“FUN”Damentals - Make Practicing Great Again
Time is your most valuable resource, so ensuring you're being as efficient as possible practicing is extremely important. But we also need to make sure we are still having fun. If your practice sessions aren't fun, they're likely to be shorter as well as less productive. Don’t let the pressure of auditions or performances hinder what you’re able to accomplish during your practice time. When you stop having fun, you stop learning. When drummers try to work on their fundamentals, the practice sessions often don't last very long. People get bored too quickly and don’t spend enough time on one of the most important aspects of drumming….FUNdamentals. Give the following ideas a try and see if you can make your practice time more fun!

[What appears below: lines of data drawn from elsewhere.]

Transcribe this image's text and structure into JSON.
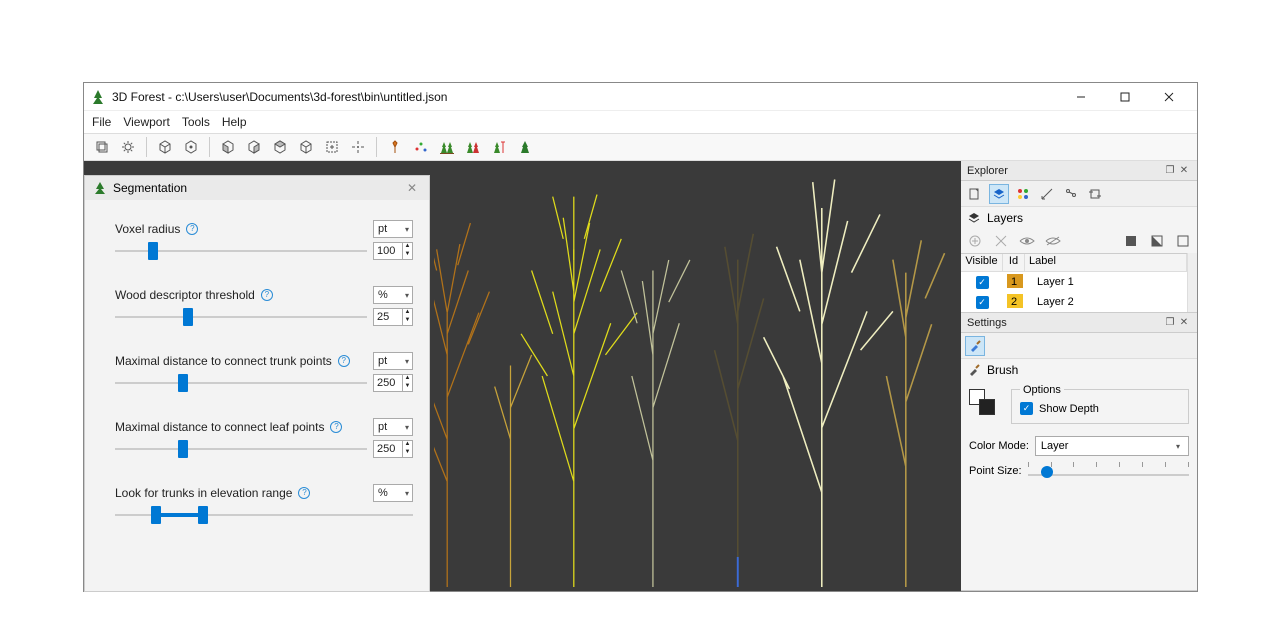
{
  "title": "3D Forest - c:\\Users\\user\\Documents\\3d-forest\\bin\\untitled.json",
  "menu": {
    "file": "File",
    "viewport": "Viewport",
    "tools": "Tools",
    "help": "Help"
  },
  "segmentation": {
    "title": "Segmentation",
    "params": {
      "voxel_radius": {
        "label": "Voxel radius",
        "unit": "pt",
        "value": 100,
        "slider_pct": 13
      },
      "wood_thresh": {
        "label": "Wood descriptor threshold",
        "unit": "%",
        "value": 25,
        "slider_pct": 27
      },
      "trunk_dist": {
        "label": "Maximal distance to connect trunk points",
        "unit": "pt",
        "value": 250,
        "slider_pct": 25
      },
      "leaf_dist": {
        "label": "Maximal distance to connect leaf points",
        "unit": "pt",
        "value": 250,
        "slider_pct": 25
      },
      "elev_range": {
        "label": "Look for trunks in elevation range",
        "unit": "%",
        "lo_pct": 12,
        "hi_pct": 28
      }
    }
  },
  "explorer": {
    "title": "Explorer",
    "section": "Layers",
    "headers": {
      "visible": "Visible",
      "id": "Id",
      "label": "Label"
    },
    "rows": [
      {
        "visible": true,
        "id": "1",
        "color": "#d8981e",
        "label": "Layer 1"
      },
      {
        "visible": true,
        "id": "2",
        "color": "#f4c326",
        "label": "Layer 2"
      }
    ]
  },
  "settings": {
    "title": "Settings",
    "brush": "Brush",
    "options_label": "Options",
    "show_depth_label": "Show Depth",
    "show_depth": true,
    "color_mode_label": "Color Mode:",
    "color_mode_value": "Layer",
    "point_size_label": "Point Size:",
    "point_size_pct": 8
  }
}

Practice with music as your metronome. This is a great way to increase the duration of your practice sessions. Put your headphones in and play along with your favorite bands. Start by keeping it simple here and working just your fundamentals. Legatos, Accent-tap, Paradiddles, rolls, etc. This is a great way to get a lot of repetitions under your belt and your internalizing tempo in a fun way. We would argue that playing with music replicates the experience of playing with a live band more so than playing with a metronome. If you’re wanting to take this to the next level create a playlist of songs that are the same tempos as your show music. Websites like https://songbpm.com/ can make this a pretty easy task.
When trying to become more consistent with new music or working on the consistency of a difficult rudiment, try The Penny Game. Place 5 pennies on your practice pad or drum. Place them somewhere so they are not moved or hit while you’re playing. For each successful repetition, move 1 penny over to the right. The goal is to move all 5 pennies to the right. If at any point there is an unsuccessful repetition move ALL of the pennies back to their starting point and repeat the exercise. If you want to take this to the next level, create a game incorporating The Rule of 16!
Set-up time to drum with people from a different drumline. If you’ve only had a limited amount of instructors in your life, drumming with someone from a different drumline is a great way to gain additional perspective. You’ll be able to teach each other different licks and ways of thinking about things. Restrain from making this a competitive endeavor, but but rather focus on exploration and having fun.
FUNdamentals are the building block of everything we do. Make sure you have fun practicing them so you can reap the benefits!